Reached by phone Tuesday, Bernero declined to comment much on the Council’s proposal until after details are finalized at Monday’s meeting. But he’s skeptical: “We’re gonna have to wait and see and hope it gets better.”
Those combined savings and the revenue from a 1.2 percent return on equity payment total $6,413,000. After reinstating costs for streetlights and fire hydrants to the General Fund ($5,200,000) the Council’s amendment leaves a balance of $1,213,000.
A surplus, you say? Well, not exactly. The Council’s amendment sets aside $400,000 for technology debt service to be placed in a “control account,” Council President Carol Wood said, “Until an adequate (technology) plan is brought to Council.”

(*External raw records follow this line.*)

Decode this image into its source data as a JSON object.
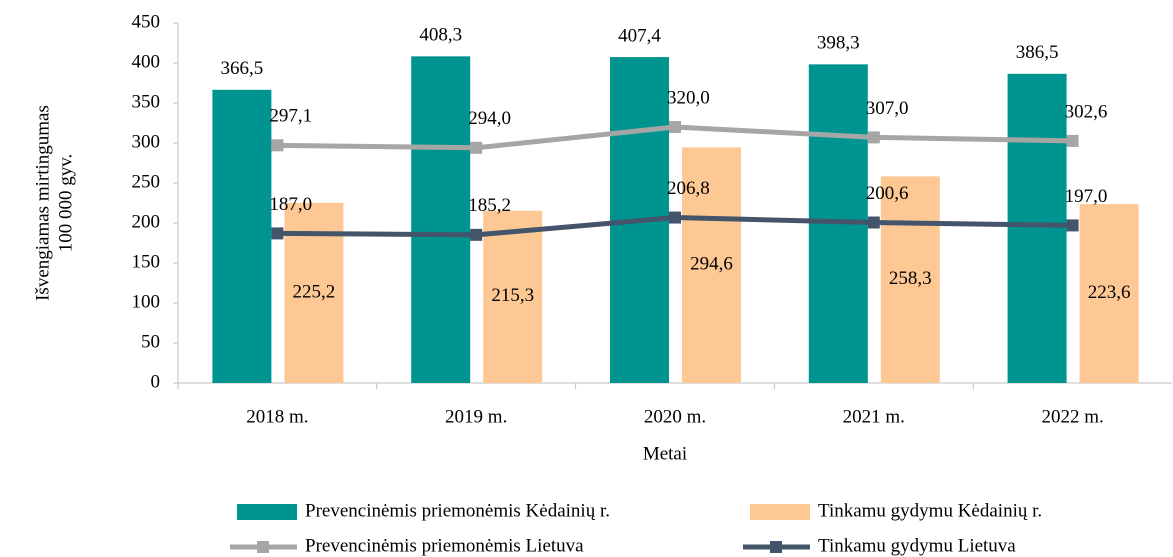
{
  "chart_data": {
    "type": "combo",
    "x_label": "Metai",
    "y_label": [
      "Išvengiamas mirtingumas",
      "100 000 gyv."
    ],
    "categories": [
      "2018 m.",
      "2019 m.",
      "2020 m.",
      "2021 m.",
      "2022 m."
    ],
    "ylim": [
      0,
      450
    ],
    "yticks": [
      0,
      50,
      100,
      150,
      200,
      250,
      300,
      350,
      400,
      450
    ],
    "grid": false,
    "series": [
      {
        "name": "Prevencinėmis priemonėmis Kėdainių r.",
        "type": "bar",
        "color": "#009490",
        "values": [
          366.5,
          408.3,
          407.4,
          398.3,
          386.5
        ],
        "value_labels": [
          "366,5",
          "408,3",
          "407,4",
          "398,3",
          "386,5"
        ]
      },
      {
        "name": "Tinkamu gydymu Kėdainių r.",
        "type": "bar",
        "color": "#FDC894",
        "values": [
          225.2,
          215.3,
          294.6,
          258.3,
          223.6
        ],
        "value_labels": [
          "225,2",
          "215,3",
          "294,6",
          "258,3",
          "223,6"
        ]
      },
      {
        "name": "Prevencinėmis priemonėmis Lietuva",
        "type": "line",
        "color": "#A6A6A6",
        "values": [
          297.1,
          294.0,
          320.0,
          307.0,
          302.6
        ],
        "value_labels": [
          "297,1",
          "294,0",
          "320,0",
          "307,0",
          "302,6"
        ]
      },
      {
        "name": "Tinkamu gydymu Lietuva",
        "type": "line",
        "color": "#44546A",
        "values": [
          187.0,
          185.2,
          206.8,
          200.6,
          197.0
        ],
        "value_labels": [
          "187,0",
          "185,2",
          "206,8",
          "200,6",
          "197,0"
        ]
      }
    ]
  }
}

The remaining $800,000 would also be put in a control account. Wood said money in a control account can only be appropriated by a majority vote of the Council. It’s possible there may be a motion at Monday’s meeting to devote that to the city’s retiree health care fund, she said.
While Dunbar supports the higher BWL payment, she’s against eliminating the proposal for a cold-case detective and the EDC’s $1 million repayment back to the city as a loan.
Jeffries defended the loan and decreased General Fund payment into the TIFA because “this is the first time we’re going to have public tax dollars go to pay for economic development. This is a big check we’re handing out.” Basically, the Council is asking the EDC to pay $400,000 out of its revolving loan fund and creating a loan package that reimburses the city $1 million over time.
He also defended eliminating the city’s full funding of a cabinet-level IT director so that it could share costs with the Lansing School District — a move he said was prompted by the Financial Health Team earlier this year.
Meanwhile, 4th Ward Councilwoman Jessica Yorko caught flak from colleague Jody Washington when she asked if the committee vote could be held on Monday so she could take this information back to constituents.
“Procedurally, the fact that we have taken such great care in our process since April to confer on the budget with the public and discuss all the large points and fine points, this is the first time I’m seeing and hearing this information,” she said.
“I can’t tell you how much this enrages me,” Washington shot back. “If you think for one minute that my suggestions came last night when we got an email, well guess what? Ya shoulda been doing this for weeks getting your suggestions in. To say this is a surprise, engage in the process truly rather than just take up time on TV.”
“I appreciate all of your engagement in the process,” Yorko responded. “I would like to take this information to my constituents. I don’t think it’s unreasonable to make that request.”